Sciatica-Radicular
Pain-MRI Marc
Darrow, M.D. Radicular pain or “radiculopathy” (sometimes also referred to as a
“pinched nerve”) is often described by patients as a deep pain that
travels down the leg. This pain is often accompanied by numbness or
tingling, and muscle weakness in the limb.
The most common example of this type of problem is sciatica. This
radiates down the leg along the sciatic nerve. Sciatica follows the path
down the back of the thigh, into the calf and then into the
foot via
branches of the nerve.
Radicular pain may be caused by an injury to the spine. It may be from
impact injuries that cause compression in the vertebrae, such as those
in sports related injuries or motor vehicle accidents, i.e.,
disc herniation. Or it may be caused by a degenerative process discussed
above such as stenosis or
Degenerative Disc Disease.
It is essential to perform a physical examination in cases of referred
pain to isolate the problem.
It may actually be a ligament injury that appears to be a nerve
impingement and ligament
trigger points may refer pain in a manner
similar to radiculopathy.
This is why relying on an
MRI as the sole diagnostic tool could lead to
unnecessary
surgery. An MRI may show a pre-existing condition that never
caused pain. If surgery was performed to correct this condition and pain
was actually generated by a ligament sprain, the surgery would fail.
A physical examination and conservative treatment will help determine if
this is a ligament injury or a nerve problem.

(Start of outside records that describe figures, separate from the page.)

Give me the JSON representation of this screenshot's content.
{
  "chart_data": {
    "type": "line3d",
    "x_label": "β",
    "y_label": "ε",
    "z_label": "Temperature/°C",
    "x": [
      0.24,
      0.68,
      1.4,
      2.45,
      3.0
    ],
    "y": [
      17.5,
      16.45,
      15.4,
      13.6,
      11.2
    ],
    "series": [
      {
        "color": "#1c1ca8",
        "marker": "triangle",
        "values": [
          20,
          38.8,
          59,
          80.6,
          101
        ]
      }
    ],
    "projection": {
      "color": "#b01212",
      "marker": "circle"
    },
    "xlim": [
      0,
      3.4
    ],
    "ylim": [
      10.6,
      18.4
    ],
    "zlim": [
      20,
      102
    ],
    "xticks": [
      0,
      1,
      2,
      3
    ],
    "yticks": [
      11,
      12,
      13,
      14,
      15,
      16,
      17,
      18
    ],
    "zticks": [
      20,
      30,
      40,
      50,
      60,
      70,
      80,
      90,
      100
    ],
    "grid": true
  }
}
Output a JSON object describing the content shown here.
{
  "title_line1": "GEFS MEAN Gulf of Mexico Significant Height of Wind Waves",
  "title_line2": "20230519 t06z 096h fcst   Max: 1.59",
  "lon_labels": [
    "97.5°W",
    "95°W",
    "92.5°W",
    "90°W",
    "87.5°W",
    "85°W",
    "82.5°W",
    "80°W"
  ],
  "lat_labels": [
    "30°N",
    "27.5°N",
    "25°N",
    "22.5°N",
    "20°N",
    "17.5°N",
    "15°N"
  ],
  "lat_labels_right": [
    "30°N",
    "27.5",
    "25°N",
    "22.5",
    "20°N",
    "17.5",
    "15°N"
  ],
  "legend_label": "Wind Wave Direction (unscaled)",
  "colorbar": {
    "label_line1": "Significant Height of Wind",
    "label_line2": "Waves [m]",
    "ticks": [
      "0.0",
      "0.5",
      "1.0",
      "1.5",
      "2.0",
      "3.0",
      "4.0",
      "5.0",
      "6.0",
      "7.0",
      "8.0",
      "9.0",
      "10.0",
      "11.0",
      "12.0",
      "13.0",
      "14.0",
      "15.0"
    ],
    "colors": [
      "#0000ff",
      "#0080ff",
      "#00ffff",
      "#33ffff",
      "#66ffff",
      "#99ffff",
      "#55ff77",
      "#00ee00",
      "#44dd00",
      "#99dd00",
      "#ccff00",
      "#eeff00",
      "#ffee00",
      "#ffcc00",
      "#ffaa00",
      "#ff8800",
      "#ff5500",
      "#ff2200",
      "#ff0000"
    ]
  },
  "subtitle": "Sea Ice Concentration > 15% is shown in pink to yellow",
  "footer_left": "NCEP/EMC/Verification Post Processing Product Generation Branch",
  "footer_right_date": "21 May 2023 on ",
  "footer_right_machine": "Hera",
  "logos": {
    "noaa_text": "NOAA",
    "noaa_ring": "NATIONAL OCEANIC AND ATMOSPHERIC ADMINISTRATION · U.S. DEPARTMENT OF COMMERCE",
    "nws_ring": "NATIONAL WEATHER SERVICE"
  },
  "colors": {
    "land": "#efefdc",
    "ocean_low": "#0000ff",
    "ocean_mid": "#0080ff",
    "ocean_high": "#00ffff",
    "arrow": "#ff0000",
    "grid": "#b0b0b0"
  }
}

It is important for the patient to know in cases of radiating pain that
an MRI that indicates slippage of the vertebrae (Spondylolisthesis), an
arthritic condition, or a bulging disc is NOT necessarily an indication
that surgery is needed.
MRIs and Back Pain We typically have patients come
into our office with stacks of MRIs, CT Scans and x-rays to confirm the
label of Degenerative Disc Disease placed on them by other medical
professionals. For example, a woman once came into our office. She had
in essence become the living, breathing “embodiment,” of the problem
that showed up on her film. When she came in, all she could do was talk
about her degenerative disc disease. This woman had pain
in her groin and her back. When we told her we were going to examine her
to determine if this was indeed her problem, she had a lot of
difficulty comprehending that her pain may not come from her
Degenerative Disc Disease at L-5, S-1 because she had already
been diagnosed as needing surgery. There have been many studies and
papers written on the accuracy or correctness of diagnosis based on an
MRI reading.
We know from studies that half the people after a certain age show
disc problems on film but they reported they had no pain.
So if someone has a diagnosis from an MRI the first thing we do is see
if that is REALLY where the pain is coming from. To practice good
medicine we need to rely on MRI, x-ray and CT scans. But we also need to
use our hands to find out where the pain is coming from, being careful
to gently press on the suspect area causing pain. When the physician's
touch elicits an intense pain spot, known as a trigger point or tender
point, this may be a good area to do Prolotherapy.